Federal Reserve

Fed Chair Powell: Business debt is rising but does not pose a threat to the system

Key Points
  • Corporate debt is around record levels but is not posing a larger threat to the financial system, Fed Chairman Jerome Powell said Monday.
  • Problems could occur if the economy weakens, though banks are in the position to handle any sudden problems.
  • Powell said the Fed "continues to assess the potential amplification of such stresses on borrowers" but called those risks "moderate" at this point.

Federal Reserve Chairman Jerome Powell said rising levels of corporate debt need watching but so far do not pose a threat to the financial system.

The central bank chief spoke Monday at the Financial Markets Conference in Amelia Island, Florida, on assessing risks to the financial system a decade after the end of the financial crisis that caused the economy to sink into its worst downturn since the Great Depression.

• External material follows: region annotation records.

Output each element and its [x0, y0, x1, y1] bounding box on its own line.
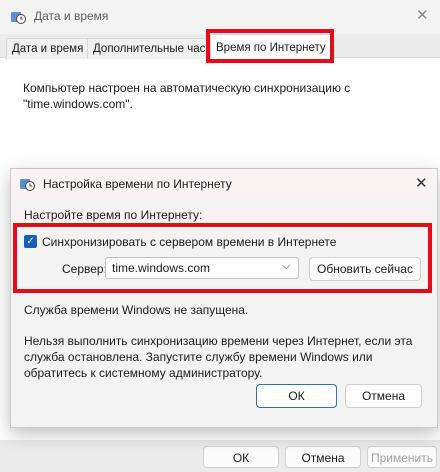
outer-close-icon[interactable]: ✕ [416, 6, 429, 24]
tab-additional-clocks[interactable]: Дополнительные часы [87, 38, 220, 59]
dialog-title-bar: Настройка времени по Интернету ✕ [11, 169, 437, 199]
dialog-heading: Настройте время по Интернету: [24, 208, 203, 222]
clock-globe-icon [11, 12, 26, 24]
sync-checkbox[interactable]: ✓ [24, 235, 37, 248]
outer-cancel-button[interactable]: Отмена [285, 446, 361, 468]
info-text: Нельзя выполнить синхронизацию времени ч… [24, 334, 413, 380]
update-now-button[interactable]: Обновить сейчас [309, 257, 421, 281]
outer-ok-button[interactable]: ОК [203, 446, 279, 468]
status-text: Служба времени Windows не запущена. [24, 303, 249, 317]
tab-date-time[interactable]: Дата и время [6, 38, 90, 59]
server-label: Сервер: [62, 262, 107, 276]
server-value: time.windows.com [112, 261, 211, 275]
server-dropdown[interactable]: time.windows.com ⌵ [105, 257, 299, 279]
dialog-title: Настройка времени по Интернету [43, 177, 232, 191]
sync-checkbox-label[interactable]: Синхронизировать с сервером времени в Ин… [42, 235, 336, 249]
outer-window-title: Дата и время [34, 9, 109, 23]
outer-sync-info: Компьютер настроен на автоматическую син… [23, 81, 351, 111]
outer-apply-button[interactable]: Применить [367, 446, 437, 468]
chevron-down-icon: ⌵ [282, 260, 291, 272]
dialog-close-icon[interactable]: ✕ [415, 174, 428, 192]
dialog-ok-button[interactable]: ОК [256, 384, 337, 408]
clock-globe-icon [20, 179, 35, 191]
tab-highlight [206, 29, 334, 63]
dialog-cancel-button[interactable]: Отмена [345, 384, 422, 408]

"Business debt does not present the kind of elevated risks to the stability of the financial system that would lead to broad harm to households and businesses should conditions deteriorate," Powell said in prepared remarks. "At the same time, the level of debt certainly could stress borrowers if the economy weakens."

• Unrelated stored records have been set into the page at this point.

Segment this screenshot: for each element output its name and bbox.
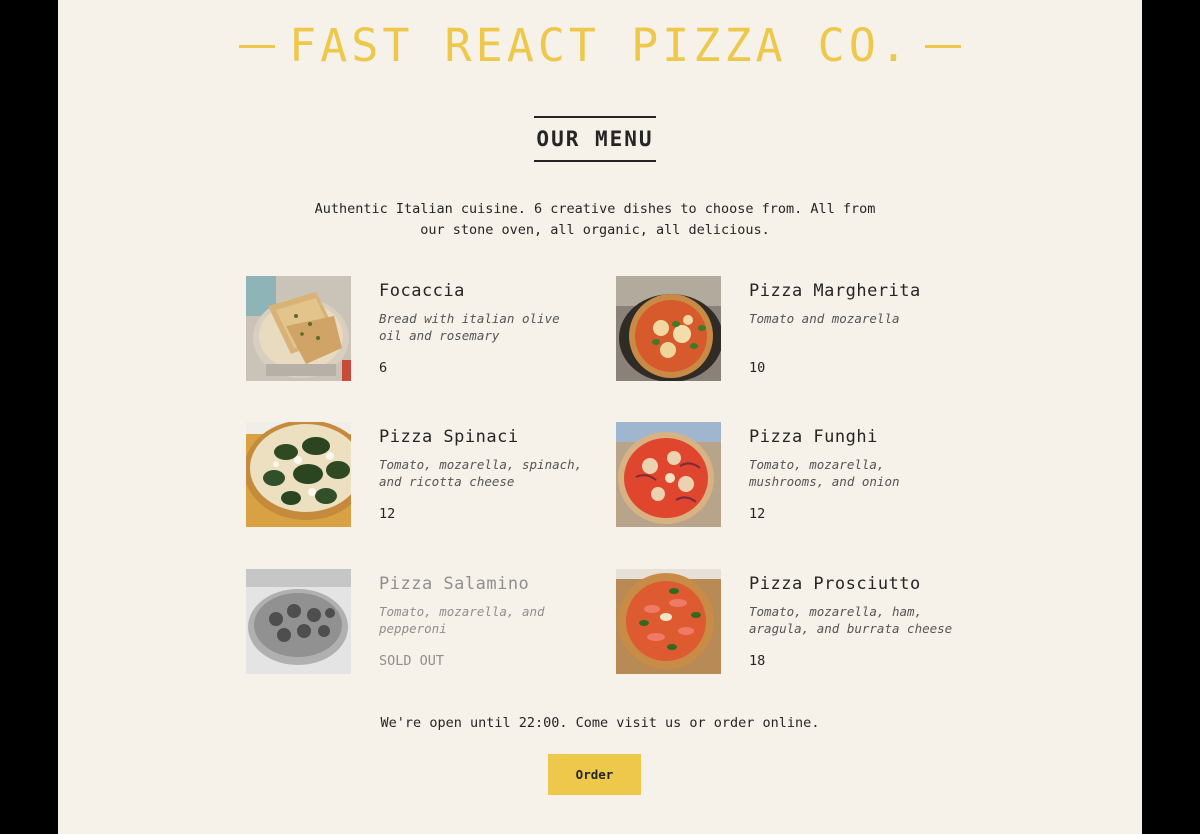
sold-out-label: SOLD OUT bbox=[379, 653, 445, 669]
page: FAST REACT PIZZA CO. OUR MENU Authentic … bbox=[58, 0, 1142, 834]
pizza-name: Pizza Salamino bbox=[379, 574, 530, 594]
header: FAST REACT PIZZA CO. bbox=[58, 22, 1142, 70]
pizza-item-prosciutto: Pizza Prosciutto Tomato, mozarella, ham,… bbox=[616, 569, 956, 674]
pizza-price: 6 bbox=[379, 360, 388, 376]
pizza-spinaci-photo bbox=[246, 422, 351, 527]
pizza-name: Pizza Spinaci bbox=[379, 427, 519, 447]
app-title: FAST REACT PIZZA CO. bbox=[289, 19, 911, 72]
pizza-ingredients: Tomato, mozarella, mushrooms, and onion bbox=[749, 457, 900, 489]
pizza-name: Focaccia bbox=[379, 281, 465, 301]
pizza-margherita-photo bbox=[616, 276, 721, 381]
pizza-ingredients: Tomato, mozarella, ham, aragula, and bur… bbox=[749, 604, 953, 636]
pizza-price: 10 bbox=[749, 360, 766, 376]
menu-heading: OUR MENU bbox=[534, 116, 656, 162]
pizza-funghi-photo bbox=[616, 422, 721, 527]
pizza-name: Pizza Prosciutto bbox=[749, 574, 921, 594]
order-button[interactable]: Order bbox=[548, 754, 641, 795]
pizza-item-margherita: Pizza Margherita Tomato and mozarella 10 bbox=[616, 276, 956, 381]
pizza-price: 18 bbox=[749, 653, 766, 669]
pizza-item-spinaci: Pizza Spinaci Tomato, mozarella, spinach… bbox=[246, 422, 586, 527]
pizza-ingredients: Tomato, mozarella, and pepperoni bbox=[379, 604, 545, 636]
pizza-price: 12 bbox=[749, 506, 766, 522]
pizza-prosciutto-photo bbox=[616, 569, 721, 674]
pizza-item-funghi: Pizza Funghi Tomato, mozarella, mushroom… bbox=[616, 422, 956, 527]
pizza-ingredients: Tomato, mozarella, spinach, and ricotta … bbox=[379, 457, 583, 489]
pizza-item-salamino: Pizza Salamino Tomato, mozarella, and pe… bbox=[246, 569, 586, 674]
pizza-name: Pizza Funghi bbox=[749, 427, 878, 447]
pizza-name: Pizza Margherita bbox=[749, 281, 921, 301]
header-dash-left bbox=[239, 44, 276, 48]
opening-hours-text: We're open until 22:00. Come visit us or… bbox=[380, 715, 820, 731]
header-dash-right bbox=[924, 44, 961, 48]
pizza-ingredients: Bread with italian olive oil and rosemar… bbox=[379, 311, 560, 343]
menu-intro: Authentic Italian cuisine. 6 creative di… bbox=[314, 201, 876, 238]
focaccia-photo bbox=[246, 276, 351, 381]
pizza-price: 12 bbox=[379, 506, 396, 522]
pizza-item-focaccia: Focaccia Bread with italian olive oil an… bbox=[246, 276, 586, 381]
pizza-ingredients: Tomato and mozarella bbox=[749, 311, 900, 326]
pizza-salamino-photo bbox=[246, 569, 351, 674]
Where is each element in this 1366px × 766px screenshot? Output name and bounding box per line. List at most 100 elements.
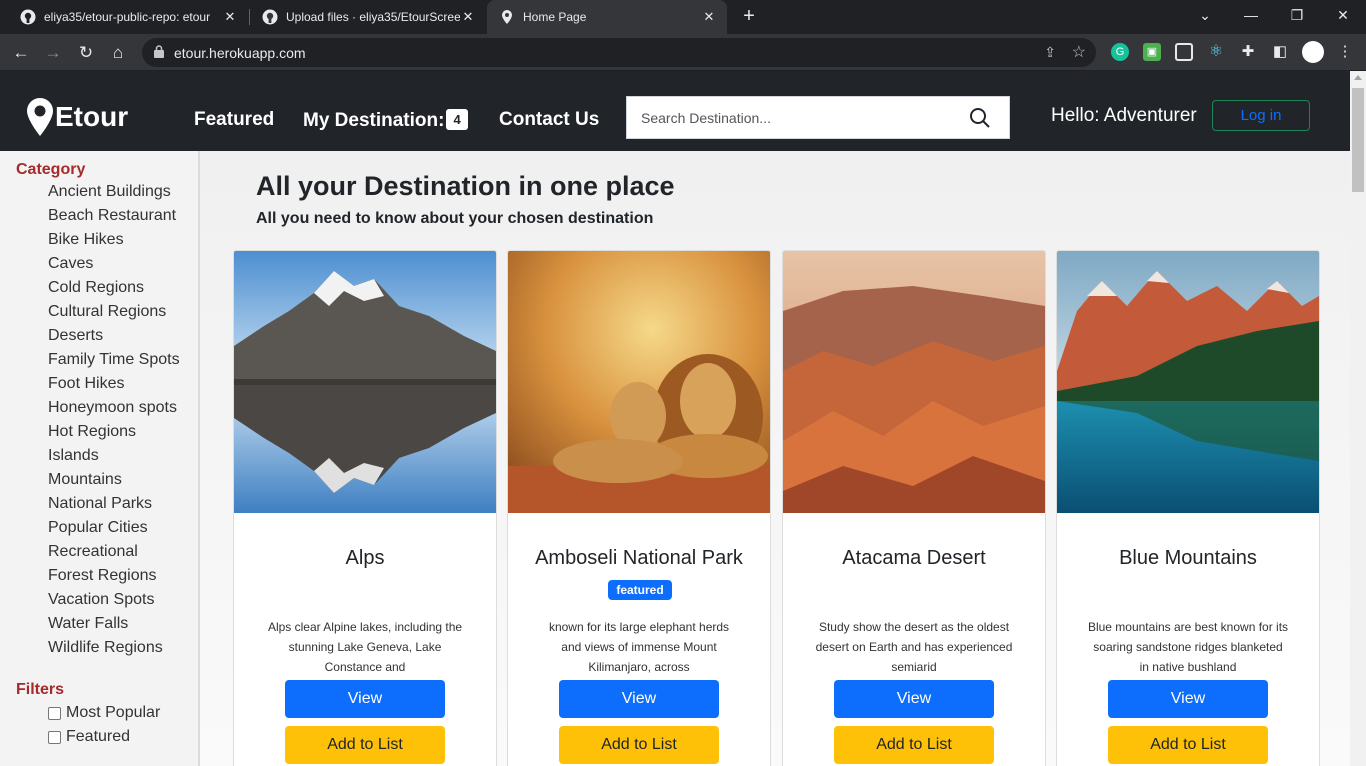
category-item[interactable]: Caves (48, 255, 93, 273)
view-button[interactable]: View (559, 680, 719, 718)
category-item[interactable]: Foot Hikes (48, 375, 124, 393)
site-logo[interactable]: Etour (26, 97, 128, 137)
logo-text: Etour (55, 101, 129, 132)
browser-tab-home-page[interactable]: Home Page ✕ (487, 0, 727, 34)
browser-tab-upload-files[interactable]: Upload files · eliya35/EtourScreen ✕ (250, 0, 486, 34)
category-heading: Category (16, 161, 86, 178)
back-icon[interactable]: ← (8, 40, 34, 66)
card-description: Study show the desert as the oldest dese… (815, 620, 1013, 674)
url-text: etour.herokuapp.com (174, 45, 306, 61)
bookmark-star-icon[interactable]: ☆ (1072, 42, 1086, 62)
location-pin-icon (27, 98, 53, 136)
card-description: known for its large elephant herds and v… (548, 620, 730, 674)
login-button[interactable]: Log in (1212, 100, 1310, 131)
forward-icon[interactable]: → (40, 40, 66, 66)
home-icon[interactable]: ⌂ (105, 40, 131, 66)
tab-title: Home Page (523, 10, 587, 24)
side-panel-icon[interactable]: ◧ (1271, 43, 1289, 61)
scrollbar-thumb[interactable] (1352, 88, 1364, 192)
category-item[interactable]: Mountains (48, 471, 122, 489)
category-item[interactable]: Recreational (48, 543, 138, 561)
blue-mountains-image[interactable] (1057, 251, 1319, 513)
filters-heading: Filters (16, 681, 65, 698)
greeting-text: Hello: Adventurer (1051, 105, 1197, 126)
nav-my-destination-link[interactable]: My Destination: 4 (303, 109, 468, 132)
tab-title: Upload files · eliya35/EtourScreen (286, 10, 460, 24)
address-bar[interactable]: etour.herokuapp.com ⇪ ☆ (142, 38, 1096, 67)
category-item[interactable]: Bike Hikes (48, 231, 124, 249)
card-description: Alps clear Alpine lakes, including the s… (267, 620, 463, 674)
category-item[interactable]: National Parks (48, 495, 152, 513)
destination-card: Atacama Desert Study show the desert as … (782, 250, 1046, 766)
search-input[interactable] (627, 97, 957, 138)
add-to-list-button[interactable]: Add to List (834, 726, 994, 764)
category-item[interactable]: Islands (48, 447, 99, 465)
close-tab-icon[interactable]: ✕ (701, 9, 717, 25)
category-item[interactable]: Water Falls (48, 615, 128, 633)
search-icon[interactable] (969, 107, 991, 129)
category-item[interactable]: Beach Restaurant (48, 207, 176, 225)
browser-toolbar: ← → ↻ ⌂ etour.herokuapp.com ⇪ ☆ G ▣ ⚛ ✚ … (0, 34, 1366, 71)
card-description: Blue mountains are best known for its so… (1087, 620, 1289, 674)
sidebar: Category Ancient Buildings Beach Restaur… (0, 151, 200, 766)
page-scrollbar[interactable] (1350, 71, 1366, 766)
tab-title: eliya35/etour-public-repo: etour (44, 10, 211, 24)
menu-kebab-icon[interactable]: ⋮ (1336, 43, 1354, 61)
filter-featured[interactable]: Featured (48, 728, 130, 746)
github-icon (20, 9, 36, 25)
card-title: Amboseli National Park (535, 547, 743, 569)
extension-icon[interactable]: ▣ (1143, 43, 1161, 61)
puzzle-extensions-icon[interactable]: ✚ (1239, 43, 1257, 61)
category-item[interactable]: Vacation Spots (48, 591, 154, 609)
category-item[interactable]: Cold Regions (48, 279, 144, 297)
alps-image[interactable] (234, 251, 496, 513)
close-tab-icon[interactable]: ✕ (460, 9, 476, 25)
reload-icon[interactable]: ↻ (73, 40, 99, 66)
page-viewport: Etour Featured My Destination: 4 Contact … (0, 71, 1350, 766)
scroll-up-arrow-icon[interactable] (1354, 75, 1362, 80)
close-tab-icon[interactable]: ✕ (222, 9, 238, 25)
atacama-desert-image[interactable] (783, 251, 1045, 513)
filter-most-popular[interactable]: Most Popular (48, 704, 160, 722)
share-icon[interactable]: ⇪ (1044, 44, 1056, 61)
category-item[interactable]: Deserts (48, 327, 103, 345)
category-item[interactable]: Honeymoon spots (48, 399, 177, 417)
amboseli-lions-image[interactable] (508, 251, 770, 513)
destination-count-badge: 4 (446, 109, 468, 130)
add-to-list-button[interactable]: Add to List (1108, 726, 1268, 764)
category-item[interactable]: Forest Regions (48, 567, 157, 585)
new-tab-icon[interactable]: + (738, 5, 760, 27)
main-content: All your Destination in one place All yo… (200, 151, 1350, 766)
location-pin-icon (502, 10, 512, 24)
destination-card: Blue Mountains Blue mountains are best k… (1056, 250, 1320, 766)
category-item[interactable]: Hot Regions (48, 423, 136, 441)
react-devtools-icon[interactable]: ⚛ (1207, 43, 1225, 61)
featured-badge: featured (608, 580, 672, 600)
qr-code-icon[interactable] (1175, 43, 1193, 61)
category-item[interactable]: Wildlife Regions (48, 639, 163, 657)
add-to-list-button[interactable]: Add to List (285, 726, 445, 764)
browser-tab-github-repo[interactable]: eliya35/etour-public-repo: etour ✕ (8, 0, 248, 34)
grammarly-icon[interactable]: G (1111, 43, 1129, 61)
nav-featured-link[interactable]: Featured (194, 109, 274, 131)
profile-avatar[interactable] (1302, 41, 1324, 63)
card-title: Atacama Desert (842, 547, 986, 569)
tab-search-icon[interactable]: ⌄ (1182, 0, 1228, 30)
add-to-list-button[interactable]: Add to List (559, 726, 719, 764)
category-item[interactable]: Ancient Buildings (48, 183, 171, 201)
checkbox[interactable] (48, 706, 61, 720)
category-item[interactable]: Popular Cities (48, 519, 148, 537)
category-item[interactable]: Cultural Regions (48, 303, 166, 321)
nav-contact-link[interactable]: Contact Us (499, 109, 599, 131)
checkbox[interactable] (48, 730, 61, 744)
filter-label: Featured (66, 728, 131, 745)
view-button[interactable]: View (285, 680, 445, 718)
minimize-icon[interactable]: — (1228, 0, 1274, 30)
close-window-icon[interactable]: ✕ (1320, 0, 1366, 30)
view-button[interactable]: View (834, 680, 994, 718)
card-title: Blue Mountains (1119, 547, 1257, 569)
category-item[interactable]: Family Time Spots (48, 351, 180, 369)
page-title: All your Destination in one place (256, 171, 675, 201)
restore-icon[interactable]: ❐ (1274, 0, 1320, 30)
view-button[interactable]: View (1108, 680, 1268, 718)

The issue of corporate debt has surfaced as companies continue to use the low rates the Fed has provided to lever up their balance sheets.

Particular concern has been raised about companies whose bonds are rated close to junk and would have trouble rolling over that debt should rates continue to rise.

Powell said the Fed "continues to assess the potential amplification of such stresses on borrowers" but called those risks "moderate" at this point.

His speech focused solely on risks to the financial system and did not delve into monetary policy and the Fed's intentions regarding interest rates.

Instead, he discussed whether the run-up of debt could pose the type of danger to the system that the implosion of the subprime mortgage industry did back in 2008, when investment bank Lehman Brothers collapsed and set off a drought of liquidity that crippled Wall Street and the rest of the financial works.

At around $6.2 trillion, nonfinancial corporate debt is around record levels. Powell noted that individual businesses that have levered up do face risks of financial strain. But, he said, overall debt-to-GDP has risen at a rate consistent with other expansions and is not posing the threat of a bubble.

"Moreover, banks and other financial institutions have sizable loss-absorbing buffers," he said. "The growth in business debt does not rely on short-term funding, and overall funding risk in the financial system is moderate."

Debt is also well disbursed, he said. A low level of collateralized debt obligations, which are used to bundle corporate bonds for sale to investors, is held by the largest U.S. banks — with $90 billion of the roughly $700 billion outstanding.